Britain’s homeowners have been warned to brace themselves for a “significant” increase in interest rates from the Bank of England in response to Kwasi Kwarteng’s tax-cutting mini-budget last week.
Huw Pill, Threadneedle Street’s chief economist, added to the concerns of millions of mortgage payers who have already seen hundreds of home loan products pulled by lenders in anticipation of a big increase in the cost of borrowing.
With the financial markets signalling that the Bank might need to raise interest rates as high as 6%, Santander, HSBC and Nationwide were among the big lenders indicating that the end of cheap mortgages was coming to an end.
Roughly one in 10 deals have disappeared this week according to the online mortgage platform Dashly.
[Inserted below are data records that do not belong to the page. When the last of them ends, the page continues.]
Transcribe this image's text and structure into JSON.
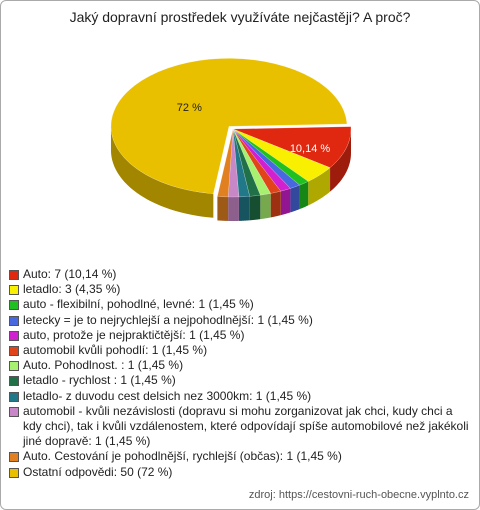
{
  "chart_data": {
    "type": "pie",
    "title": "Jaký dopravní prostředek využíváte nejčastěji? A proč?",
    "categories": [
      "Auto: 7 (10,14 %)",
      "letadlo: 3 (4,35 %)",
      "auto - flexibilní, pohodlné, levné: 1 (1,45 %)",
      "letecky = je to nejrychlejší a nejpohodlnější: 1 (1,45 %)",
      "auto, protože je nejpraktičtější: 1 (1,45 %)",
      "automobil kvůli pohodlí: 1 (1,45 %)",
      "Auto. Pohodlnost. : 1 (1,45 %)",
      "letadlo - rychlost : 1 (1,45 %)",
      "letadlo- z duvodu cest delsich nez 3000km: 1 (1,45 %)",
      "automobil - kvůli nezávislosti (dopravu si mohu zorganizovat jak chci, kudy chci a kdy chci), tak i kvůli vzdálenostem, které odpovídají spíše automobilové než jakékoli jiné dopravě: 1 (1,45 %)",
      "Auto. Cestování je pohodlnější, rychlejší (občas): 1 (1,45 %)",
      "Ostatní odpovědi: 50 (72 %)"
    ],
    "values": [
      10.14,
      4.35,
      1.45,
      1.45,
      1.45,
      1.45,
      1.45,
      1.45,
      1.45,
      1.45,
      1.45,
      72
    ],
    "value_labels": [
      "10,14 %",
      null,
      null,
      null,
      null,
      null,
      null,
      null,
      null,
      null,
      null,
      "72 %"
    ],
    "colors": [
      "#e02810",
      "#f8f000",
      "#20c020",
      "#4868e0",
      "#d020d0",
      "#e04418",
      "#a8f070",
      "#207048",
      "#207888",
      "#c888c8",
      "#e08020",
      "#e8c000"
    ],
    "source": "zdroj: https://cestovni-ruch-obecne.vyplnto.cz"
  }
}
On Monday there were 7,490 residential and buy-to-let mortgage products available but by Tuesday evening there were 6,609, a drop of nearly 12%.
The Bank of Ireland, Clydesdale Bank, Post Office Money and a slew of building societies including Monmouthshire, Furness and Darlington were among those withdrawing products.
Pill sought to play down the possibility of an emergency rate hike from the Bank before the next scheduled meeting of its nine-strong monetary policy committee in early November.
But he made it clear a sizeable increase in official interest rates from their current 2.25% was in prospect – a move that will affect borrowers on floating-rate mortgages and those whose fixed-rate deals are ending.
“In my view, a combination of the fiscal announcements we have seen will act as a stimulus to demand in the economy,” Pill said of the mini-budget. “It is hard not to draw the conclusion that this will require a significant monetary policy response.”